Ningún episodio del siglo pasado puso tan en blanco sobre negro que el mar es cualquier cosa menos un recurso biológicamente infinito. Y que existiendo un alineamiento del estado, los poderes legislativo y judicial y las fuerzas de seguridad y navales, para una democracia soberana ribereña hay mejores opciones que seguir el destino de Namibia o Somalía.
La Argentina es un planeta distinto: ni Somalía ni Canadá. Es rarísimo que a una empresa española le capturen un barco o que un juez les decomise las redes o líneas. A veces acumulan deudas con proveedores de mecánica, comida o servicios o con su propio personal, y si son intimadas a pagar (sucede rara vez), amenazan con mudarse al puerto vecino, con otro nombre. En Puerto Deseado, Santa Cruz, y en al menos dos ocasiones, los trabajadores de las plantas fileteadoras les prendieron fuego. En 1992, el intendente local admitió ante Clarín que el PBI pesquero oficial de esa localidad era de U$ 160 millones/año, pero que el real lo duplicaba.

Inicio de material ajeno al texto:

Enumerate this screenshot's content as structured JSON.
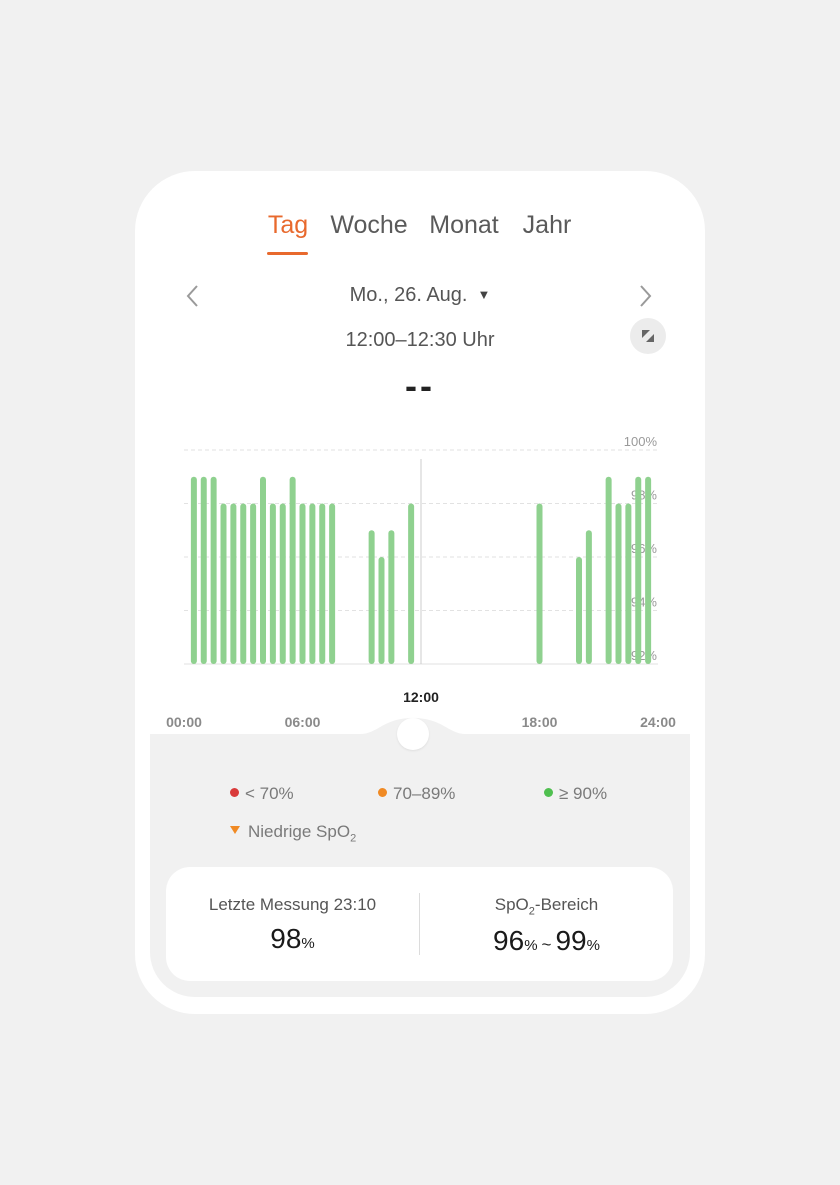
{
  "tabs": [
    {
      "label": "Tag",
      "active": true
    },
    {
      "label": "Woche",
      "active": false
    },
    {
      "label": "Monat",
      "active": false
    },
    {
      "label": "Jahr",
      "active": false
    }
  ],
  "date_selector": {
    "label": "Mo., 26. Aug."
  },
  "time_range": "12:00–12:30 Uhr",
  "current_value": "--",
  "colors": {
    "accent": "#e8692d",
    "bar_green": "#8fd18f",
    "legend_red": "#d93a3a",
    "legend_orange": "#f08a24",
    "legend_green": "#4fbf4f"
  },
  "chart_data": {
    "type": "bar",
    "x_range": [
      "00:00",
      "24:00"
    ],
    "x_tick_labels": [
      "00:00",
      "06:00",
      "18:00",
      "24:00"
    ],
    "ylim": [
      92,
      100
    ],
    "y_tick_labels": [
      "100%",
      "98%",
      "96%",
      "94%",
      "92%"
    ],
    "grid": true,
    "bars": [
      {
        "x": "00:30",
        "value": 99
      },
      {
        "x": "01:00",
        "value": 99
      },
      {
        "x": "01:30",
        "value": 99
      },
      {
        "x": "02:00",
        "value": 98
      },
      {
        "x": "02:30",
        "value": 98
      },
      {
        "x": "03:00",
        "value": 98
      },
      {
        "x": "03:30",
        "value": 98
      },
      {
        "x": "04:00",
        "value": 99
      },
      {
        "x": "04:30",
        "value": 98
      },
      {
        "x": "05:00",
        "value": 98
      },
      {
        "x": "05:30",
        "value": 99
      },
      {
        "x": "06:00",
        "value": 98
      },
      {
        "x": "06:30",
        "value": 98
      },
      {
        "x": "07:00",
        "value": 98
      },
      {
        "x": "07:30",
        "value": 98
      },
      {
        "x": "09:30",
        "value": 97
      },
      {
        "x": "10:00",
        "value": 96
      },
      {
        "x": "10:30",
        "value": 97
      },
      {
        "x": "11:30",
        "value": 98
      },
      {
        "x": "18:00",
        "value": 98
      },
      {
        "x": "20:00",
        "value": 96
      },
      {
        "x": "20:30",
        "value": 97
      },
      {
        "x": "21:30",
        "value": 99
      },
      {
        "x": "22:00",
        "value": 98
      },
      {
        "x": "22:30",
        "value": 98
      },
      {
        "x": "23:00",
        "value": 99
      },
      {
        "x": "23:30",
        "value": 99
      }
    ],
    "selected_time": "12:00"
  },
  "legend": {
    "items": [
      {
        "label": "< 70%",
        "color": "#d93a3a"
      },
      {
        "label": "70–89%",
        "color": "#f08a24"
      },
      {
        "label": "≥ 90%",
        "color": "#4fbf4f"
      }
    ],
    "low_spo2_label": "Niedrige SpO",
    "low_spo2_sub": "2"
  },
  "stats": {
    "last_measurement_label": "Letzte Messung 23:10",
    "last_measurement_value": "98",
    "unit": "%",
    "range_label": "SpO",
    "range_label_sub": "2",
    "range_label_suffix": "-Bereich",
    "range_min": "96",
    "range_max": "99",
    "range_separator": "~"
  },
  "icons": {
    "prev": "chevron-left-icon",
    "next": "chevron-right-icon",
    "dropdown": "caret-down-icon",
    "expand": "expand-icon",
    "scrubber": "scrubber-handle"
  }
}
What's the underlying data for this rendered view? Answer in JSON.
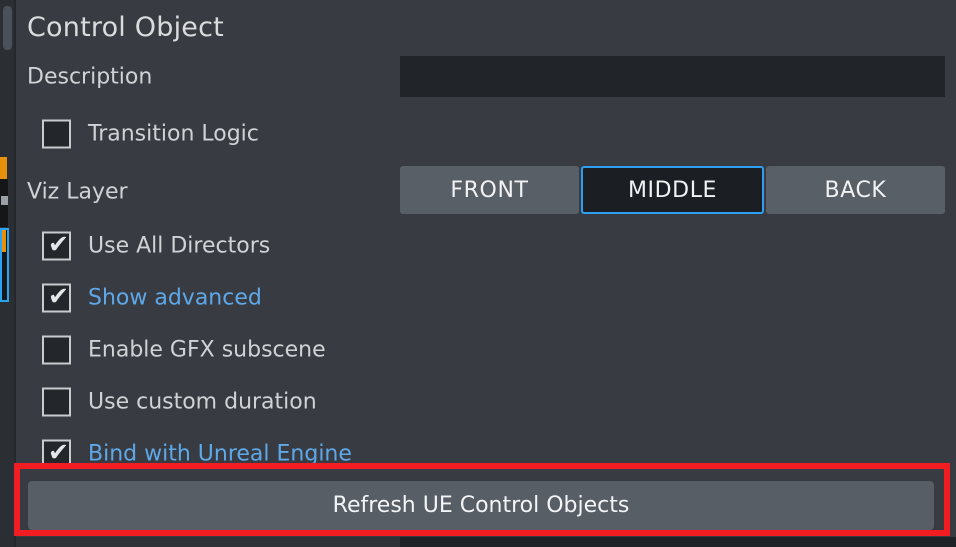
{
  "panel": {
    "title": "Control Object"
  },
  "description": {
    "label": "Description",
    "value": "",
    "placeholder": ""
  },
  "transition_logic": {
    "label": "Transition Logic",
    "checked": false
  },
  "viz_layer": {
    "label": "Viz Layer",
    "options": [
      "FRONT",
      "MIDDLE",
      "BACK"
    ],
    "selected": "MIDDLE"
  },
  "checkboxes": [
    {
      "label": "Use All Directors",
      "checked": true,
      "link": false
    },
    {
      "label": "Show advanced",
      "checked": true,
      "link": true
    },
    {
      "label": "Enable GFX subscene",
      "checked": false,
      "link": false
    },
    {
      "label": "Use custom duration",
      "checked": false,
      "link": false
    },
    {
      "label": "Bind with Unreal Engine",
      "checked": true,
      "link": true
    }
  ],
  "refresh": {
    "label": "Refresh UE Control Objects"
  },
  "icons": {
    "check": "✔"
  },
  "colors": {
    "panel_bg": "#383c42",
    "accent_blue": "#2e9ef0",
    "link_blue": "#5fa8e8",
    "highlight_red": "#f11d22",
    "marker_orange": "#e8900c",
    "button_gray": "#585e65"
  }
}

Estas firmas han gozado históricamente de un régimen de protección digno de embajadas, y eso a lo largo de todo tipo de gobiernos nacionales y provinciales. Usan nuestra bandera y son empresas formalmente argentinas, pero suelen tener un futuro mucho mejor. Según se desprende del informe del INIDEP de 2017, el «core business» de España es la reventa del Mar Argentino, que, desde Chubut hacia el Sur, domina como propio.
Los 600 barcos estacionados de día en la milla 201 hacen un daño terrible, sin duda. Pero los subsidian países asiáticos, no la Argentina. La madre del problema está de la milla 200 para adentro.